Although he was mentally focused on his wound, which was healing slowly but healing nonetheless (the skilful surgeon had folded artificially long strips of skin over the site of the operation), Pahl had been curious to meet the tall lieutenant and was delighted when Kroysing came by every day after his first visit to chew the fat with him – i.e. to have a chat. Pahl’s reputation as a thinking man had spread much more quickly in the hospital than in his company. For in hospitals people have a lot of time and few distractions. Authors could easily write novels about the conversations that take place among patients, whereas busy people usually talk to hide their thoughts and advance their aims. Kroysing wasn’t an engineer now but a patient, and he thought carefully, moving his head slowly, as he engaged with the questions that the recumbent typesetter put to him in a polite but facetious tone – very tricky questions. What, for example, did Kroysing, as an engineer, think about the fact that if he invented something while working for some company or other, the patent would not belong to him or the general public but to the company? Did he think that was reasonable? Sitting on Pahl’s bed, Kroysing the engineer did not think that was at all reasonable. He took the view that engineers around the world, though perhaps initially in one country, should band together to make sure they got a share of the profits from their inventions. However, Kroysing was under no illusions as to the viability of such lovely ideas, because it was almost impossible to get engineers to cooperate on anything as they were so competitive. That meant people had to be persuaded that they needed Kroysing the engineer as much as Kroysing the engineer needed them; it would then be possible to rely on the well-developed self-interest of those industrial lords.

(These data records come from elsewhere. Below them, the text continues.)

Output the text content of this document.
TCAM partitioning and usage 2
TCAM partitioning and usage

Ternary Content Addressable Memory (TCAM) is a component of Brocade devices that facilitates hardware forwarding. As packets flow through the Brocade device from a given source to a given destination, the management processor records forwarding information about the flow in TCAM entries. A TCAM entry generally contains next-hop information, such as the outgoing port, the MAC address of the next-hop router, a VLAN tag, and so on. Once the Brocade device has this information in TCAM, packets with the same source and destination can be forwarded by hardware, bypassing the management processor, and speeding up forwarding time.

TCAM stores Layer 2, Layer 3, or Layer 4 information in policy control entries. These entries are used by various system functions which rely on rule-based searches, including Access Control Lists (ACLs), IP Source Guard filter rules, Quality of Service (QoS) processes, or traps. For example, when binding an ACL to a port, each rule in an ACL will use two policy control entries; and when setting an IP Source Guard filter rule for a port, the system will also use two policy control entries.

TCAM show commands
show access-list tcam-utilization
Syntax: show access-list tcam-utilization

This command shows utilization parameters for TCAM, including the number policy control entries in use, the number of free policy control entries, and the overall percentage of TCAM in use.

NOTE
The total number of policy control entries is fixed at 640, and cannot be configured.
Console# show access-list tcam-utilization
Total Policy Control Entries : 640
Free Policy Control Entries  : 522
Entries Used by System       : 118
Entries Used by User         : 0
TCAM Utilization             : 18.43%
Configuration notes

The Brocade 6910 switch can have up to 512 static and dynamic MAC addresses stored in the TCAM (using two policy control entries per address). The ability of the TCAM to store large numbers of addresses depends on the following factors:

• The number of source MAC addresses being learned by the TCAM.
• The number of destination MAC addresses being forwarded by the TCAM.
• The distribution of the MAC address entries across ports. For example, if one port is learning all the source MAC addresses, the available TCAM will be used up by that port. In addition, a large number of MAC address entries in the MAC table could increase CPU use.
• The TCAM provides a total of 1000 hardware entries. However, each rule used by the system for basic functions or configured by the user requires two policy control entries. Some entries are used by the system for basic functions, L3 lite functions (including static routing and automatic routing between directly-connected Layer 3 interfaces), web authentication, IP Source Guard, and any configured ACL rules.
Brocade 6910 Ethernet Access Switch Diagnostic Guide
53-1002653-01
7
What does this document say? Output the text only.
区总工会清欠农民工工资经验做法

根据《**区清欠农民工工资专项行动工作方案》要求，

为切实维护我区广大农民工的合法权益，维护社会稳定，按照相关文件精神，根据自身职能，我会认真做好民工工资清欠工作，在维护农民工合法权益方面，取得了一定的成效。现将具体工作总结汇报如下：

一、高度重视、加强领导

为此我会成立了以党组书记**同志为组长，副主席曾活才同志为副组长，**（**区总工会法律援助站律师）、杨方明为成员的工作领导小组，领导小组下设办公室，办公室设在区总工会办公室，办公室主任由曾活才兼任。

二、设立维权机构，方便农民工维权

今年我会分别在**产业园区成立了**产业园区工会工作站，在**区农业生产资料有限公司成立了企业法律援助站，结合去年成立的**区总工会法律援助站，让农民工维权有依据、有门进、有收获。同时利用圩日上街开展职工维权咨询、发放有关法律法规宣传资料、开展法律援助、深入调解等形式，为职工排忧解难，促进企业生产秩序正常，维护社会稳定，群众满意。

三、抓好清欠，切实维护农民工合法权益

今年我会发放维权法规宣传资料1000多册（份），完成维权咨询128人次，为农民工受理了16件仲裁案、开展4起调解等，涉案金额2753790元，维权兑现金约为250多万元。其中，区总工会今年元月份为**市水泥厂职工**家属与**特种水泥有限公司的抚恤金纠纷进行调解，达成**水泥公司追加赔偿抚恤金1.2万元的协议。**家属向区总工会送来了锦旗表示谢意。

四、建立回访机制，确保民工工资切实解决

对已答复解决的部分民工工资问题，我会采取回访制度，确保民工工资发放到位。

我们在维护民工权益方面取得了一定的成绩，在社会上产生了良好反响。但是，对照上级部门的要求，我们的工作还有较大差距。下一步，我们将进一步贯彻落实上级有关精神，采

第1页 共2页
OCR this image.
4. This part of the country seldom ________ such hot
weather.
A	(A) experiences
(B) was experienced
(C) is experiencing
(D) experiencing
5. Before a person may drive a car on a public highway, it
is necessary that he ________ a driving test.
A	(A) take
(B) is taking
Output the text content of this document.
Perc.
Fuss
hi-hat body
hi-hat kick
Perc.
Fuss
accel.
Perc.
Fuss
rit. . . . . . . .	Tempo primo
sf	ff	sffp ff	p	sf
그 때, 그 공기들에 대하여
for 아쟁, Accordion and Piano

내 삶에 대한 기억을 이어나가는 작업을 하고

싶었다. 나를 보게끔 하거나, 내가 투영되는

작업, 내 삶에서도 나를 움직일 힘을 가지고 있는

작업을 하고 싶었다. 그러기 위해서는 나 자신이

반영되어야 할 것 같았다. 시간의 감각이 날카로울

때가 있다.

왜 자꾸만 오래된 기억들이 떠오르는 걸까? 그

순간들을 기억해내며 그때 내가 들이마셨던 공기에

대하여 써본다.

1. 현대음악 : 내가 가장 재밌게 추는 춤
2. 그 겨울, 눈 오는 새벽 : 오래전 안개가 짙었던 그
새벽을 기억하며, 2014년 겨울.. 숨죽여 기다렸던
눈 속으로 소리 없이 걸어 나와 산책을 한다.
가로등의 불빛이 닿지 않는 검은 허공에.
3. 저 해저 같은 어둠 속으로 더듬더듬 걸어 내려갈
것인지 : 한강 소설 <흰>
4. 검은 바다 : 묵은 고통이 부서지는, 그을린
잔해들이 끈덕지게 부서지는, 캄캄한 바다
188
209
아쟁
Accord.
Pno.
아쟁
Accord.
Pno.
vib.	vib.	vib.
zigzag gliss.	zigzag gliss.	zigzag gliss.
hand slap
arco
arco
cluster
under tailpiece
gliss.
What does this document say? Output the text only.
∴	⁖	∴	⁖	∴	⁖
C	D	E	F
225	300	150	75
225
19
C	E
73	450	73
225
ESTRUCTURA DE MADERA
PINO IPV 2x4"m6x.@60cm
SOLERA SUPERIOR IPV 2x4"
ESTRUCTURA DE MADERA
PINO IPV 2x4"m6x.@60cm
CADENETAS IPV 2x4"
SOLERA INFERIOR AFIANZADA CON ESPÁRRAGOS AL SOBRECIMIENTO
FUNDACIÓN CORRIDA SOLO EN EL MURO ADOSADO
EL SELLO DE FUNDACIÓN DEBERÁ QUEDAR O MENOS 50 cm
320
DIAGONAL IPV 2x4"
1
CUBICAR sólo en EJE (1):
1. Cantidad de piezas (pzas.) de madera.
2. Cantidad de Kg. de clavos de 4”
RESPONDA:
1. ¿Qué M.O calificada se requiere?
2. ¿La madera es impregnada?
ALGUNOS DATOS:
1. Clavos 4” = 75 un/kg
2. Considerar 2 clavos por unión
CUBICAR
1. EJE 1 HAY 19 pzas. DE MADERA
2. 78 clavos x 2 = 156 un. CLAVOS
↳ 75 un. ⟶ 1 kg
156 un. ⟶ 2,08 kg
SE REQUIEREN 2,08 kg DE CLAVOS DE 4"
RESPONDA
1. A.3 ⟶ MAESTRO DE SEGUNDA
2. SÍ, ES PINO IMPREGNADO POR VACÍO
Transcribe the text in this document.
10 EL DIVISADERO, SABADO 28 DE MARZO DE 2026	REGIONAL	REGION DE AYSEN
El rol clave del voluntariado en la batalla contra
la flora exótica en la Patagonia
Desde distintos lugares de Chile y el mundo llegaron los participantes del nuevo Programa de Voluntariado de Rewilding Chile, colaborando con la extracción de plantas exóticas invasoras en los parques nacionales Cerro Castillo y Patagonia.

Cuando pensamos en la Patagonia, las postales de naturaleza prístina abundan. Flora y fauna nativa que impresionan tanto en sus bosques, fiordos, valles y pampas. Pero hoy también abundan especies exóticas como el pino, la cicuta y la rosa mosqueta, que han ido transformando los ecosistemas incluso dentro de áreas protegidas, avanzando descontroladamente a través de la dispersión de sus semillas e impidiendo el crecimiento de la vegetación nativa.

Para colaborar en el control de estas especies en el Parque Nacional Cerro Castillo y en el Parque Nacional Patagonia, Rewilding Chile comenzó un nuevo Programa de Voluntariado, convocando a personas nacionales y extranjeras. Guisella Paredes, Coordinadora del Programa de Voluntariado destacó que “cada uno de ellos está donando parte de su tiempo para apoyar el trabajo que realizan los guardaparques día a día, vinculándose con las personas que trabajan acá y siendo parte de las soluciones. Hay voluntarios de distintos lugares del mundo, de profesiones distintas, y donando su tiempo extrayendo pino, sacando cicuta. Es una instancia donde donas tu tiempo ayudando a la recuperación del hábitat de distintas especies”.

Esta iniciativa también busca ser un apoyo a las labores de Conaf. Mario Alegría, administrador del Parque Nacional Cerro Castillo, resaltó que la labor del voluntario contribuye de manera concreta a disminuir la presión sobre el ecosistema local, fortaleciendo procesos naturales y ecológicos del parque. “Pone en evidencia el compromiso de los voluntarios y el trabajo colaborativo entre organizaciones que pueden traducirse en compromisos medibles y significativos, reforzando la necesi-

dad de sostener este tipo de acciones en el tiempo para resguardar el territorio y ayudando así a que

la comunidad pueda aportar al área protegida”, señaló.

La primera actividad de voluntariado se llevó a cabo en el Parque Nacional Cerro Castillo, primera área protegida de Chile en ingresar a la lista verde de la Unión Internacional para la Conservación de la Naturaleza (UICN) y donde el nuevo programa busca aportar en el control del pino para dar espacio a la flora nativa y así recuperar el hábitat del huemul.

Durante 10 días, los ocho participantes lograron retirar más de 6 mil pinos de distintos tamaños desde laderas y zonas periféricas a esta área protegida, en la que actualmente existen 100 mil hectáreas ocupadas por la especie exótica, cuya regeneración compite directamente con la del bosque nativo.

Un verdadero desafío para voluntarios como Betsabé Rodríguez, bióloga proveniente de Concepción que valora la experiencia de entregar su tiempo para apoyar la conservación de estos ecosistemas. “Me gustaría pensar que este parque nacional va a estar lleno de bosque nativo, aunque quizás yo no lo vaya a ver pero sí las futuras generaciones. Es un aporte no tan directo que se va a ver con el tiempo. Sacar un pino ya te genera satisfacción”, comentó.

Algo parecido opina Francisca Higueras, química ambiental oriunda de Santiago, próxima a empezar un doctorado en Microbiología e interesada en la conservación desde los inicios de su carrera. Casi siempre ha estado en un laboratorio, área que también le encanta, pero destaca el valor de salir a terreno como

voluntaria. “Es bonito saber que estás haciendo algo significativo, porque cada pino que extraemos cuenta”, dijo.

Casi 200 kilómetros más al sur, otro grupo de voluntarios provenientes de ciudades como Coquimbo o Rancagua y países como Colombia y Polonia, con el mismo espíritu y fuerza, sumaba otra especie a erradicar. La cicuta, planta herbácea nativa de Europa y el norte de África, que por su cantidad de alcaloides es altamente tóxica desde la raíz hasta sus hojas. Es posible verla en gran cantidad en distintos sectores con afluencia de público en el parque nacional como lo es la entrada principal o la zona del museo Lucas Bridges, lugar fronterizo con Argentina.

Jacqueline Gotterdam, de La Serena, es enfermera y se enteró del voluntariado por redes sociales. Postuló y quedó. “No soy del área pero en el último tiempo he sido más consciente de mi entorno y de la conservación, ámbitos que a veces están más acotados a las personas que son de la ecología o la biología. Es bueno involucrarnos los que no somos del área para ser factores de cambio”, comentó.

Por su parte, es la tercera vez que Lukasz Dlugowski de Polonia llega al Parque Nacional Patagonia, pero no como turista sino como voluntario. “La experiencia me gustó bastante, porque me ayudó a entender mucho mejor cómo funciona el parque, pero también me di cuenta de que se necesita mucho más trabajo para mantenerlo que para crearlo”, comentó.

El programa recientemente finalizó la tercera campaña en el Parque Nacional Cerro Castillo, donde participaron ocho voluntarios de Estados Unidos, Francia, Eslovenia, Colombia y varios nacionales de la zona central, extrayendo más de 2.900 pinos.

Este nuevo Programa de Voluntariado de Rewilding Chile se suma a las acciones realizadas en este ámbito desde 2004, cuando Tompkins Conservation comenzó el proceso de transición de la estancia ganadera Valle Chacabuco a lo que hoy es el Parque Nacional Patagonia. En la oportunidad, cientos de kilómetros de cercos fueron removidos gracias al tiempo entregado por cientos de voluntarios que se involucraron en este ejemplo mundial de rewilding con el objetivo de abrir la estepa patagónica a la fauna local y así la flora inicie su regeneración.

It was all very entertaining – the patients in men’s ward 3 listened avidly as the little hunchback presented arguments and counter-arguments, and the tall lieutenant answered him back, glowing with pleasure. Finally, backed into a corner, the lieutenant said that he didn’t give two figs for cooperation and if a man didn’t know how to help himself then he must be left to flounder. He, personally, was not one to be discouraged, and that was the main thing. A real man was a lone wolf, as in the old saying: God helps those who help themselves, and if not there’s always the fire brigade. Whereupon Pahl had pointed out that solidarity and mutual assistance in life and death situations were an essential prerequisite for a fire brigade. Neither of them was prepared to give in, and it became increasingly clear that reason and the facts were on Pahl’s side. He was right and that was all there was to it, whereas Kroysing, snapping around him like a sheepdog, was his own argument and his own person was the best evidence he could offer for this thesis.

In the end, they laughed and agreed to continue their discussion after the war, Pahl at the head of a horde of power-hungry slaves and Kroysing as satrap of the rapacious captains of industry – to use the language of opposing newspapers. Then they’d see who was right – who was stronger and more forward-looking, and could be relied upon to replace all the human lives that had been destroyed. Kroysing wanted to bring in the military; Pahl thought the military would long since have been transformed inwardly into proletarians in uniform. And so they parted on good terms, each with much food for thought, though they didn’t show it.